The benefit of Schiedam’s relative obscurity is that, even on a weekend at the height of the tourist season, there is a noticeable absence of visitors. Certainly not the tour bus hordes that can be found elsewhere in the Netherlands. Even as midday approached, Schiedam was eerily quiet, as if the residents had decided to go to nearby Rotterdam for the day.
This seems a great shame. Schiedam is a beautiful small town with an historic centre full of centuries-old buildings and canals, and a pleasant main square with some good restaurants and cafes. It also has a good museum dedicated to one of the town’s major industries – the making of jenever, the ubiquitous Dutch gin which, when consumed by English troops during the 30 Years War, gave rise to the term ‘Dutch Courage’.
If that wasn’t enough, there are the world’s tallest windmills, in fact the world’s five tallest windmills, a couple of which open for visits. Walking from the station to the centre of town you can see the windmills towering gracefully over surrounding buildings. I’ve seen a lot of windmills in the last 18 months, but standing underneath Schiedam’s giants is a humbling experience.

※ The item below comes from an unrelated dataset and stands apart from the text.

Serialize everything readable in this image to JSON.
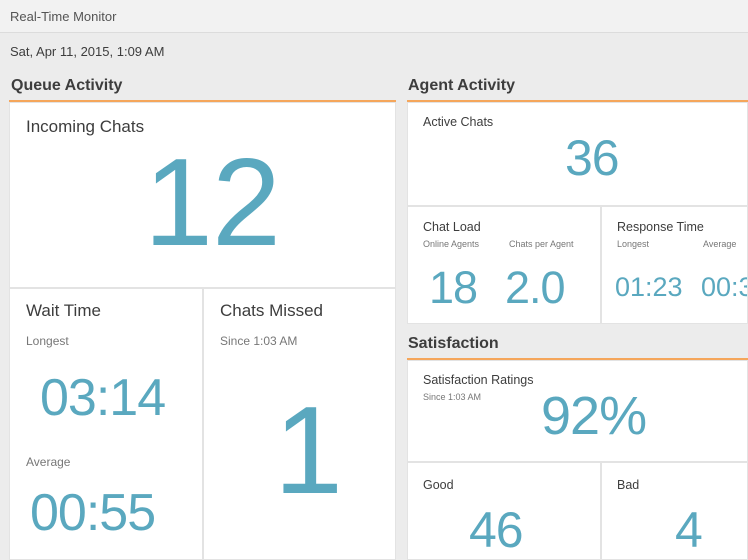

The windmills were built tall to better catch the wind. The tallest, De Noord, stands an imposing 33.3 metres, and is officially the tallest windmill in the world. It looks like it could still grind the grain that went to make jenever but today it houses a restaurant, where at least you can try Dutch gin. Windmill De Walvisch (The Whale) is the only working windmill, producing a range of flour and flour-based products for sale.
Arriving mid-morning we found our way to the main square and, after a gruelling 25 minute journey from The Hague, ordered some refreshments from one of the restaurants. Revived we wandered around the canal-side streets until we found ourselves confronted by a man wearing traditional Dutch costume.
This, it turned out, was one of the ten people who now make up the once mighty Guild of Porters. The old Guild building was open and we could go inside and have a guided tour. From the 14th Century onwards, the porters were the preeminent guild in Schiedam. When a ship needed unloading a bell would ring and members of the guild had seven minutes to reach the building to be allotted work.
They used to carry barrels full of grain that weighed 80kg, which is basically the same as carrying me (perhaps with an additional kilo or two!). It was well paid and a prized job to have. Like all guilds, entry was difficult and strict, but once in you were looked after for the rest of your life. Essentially it was an early contributions-based welfare system.
A fabulous history is just one of many reasons to visit Schiedam. My personal favourite is that this lovely town is also home of the Patron Saint of Ice Skaters. This may seem like a pointless thing to be patron saint of, but the Dutch take ice skating very seriously. Saint Lidwina was 15 years old when she fell ice skating, her broken rib never healed and she was confined to bed for the rest of her days.
Afterwards she’s alleged to never have eaten or slept – some 38 years – but happily shed bones and internal organs while bleeding copiously from the ears, eyes and mouth without harm. When she wasn’t doing this, she was giving succour to the poor and being a mystic who visited the Holy Land during ‘visions’. History is silent on the role of jenever in these visions.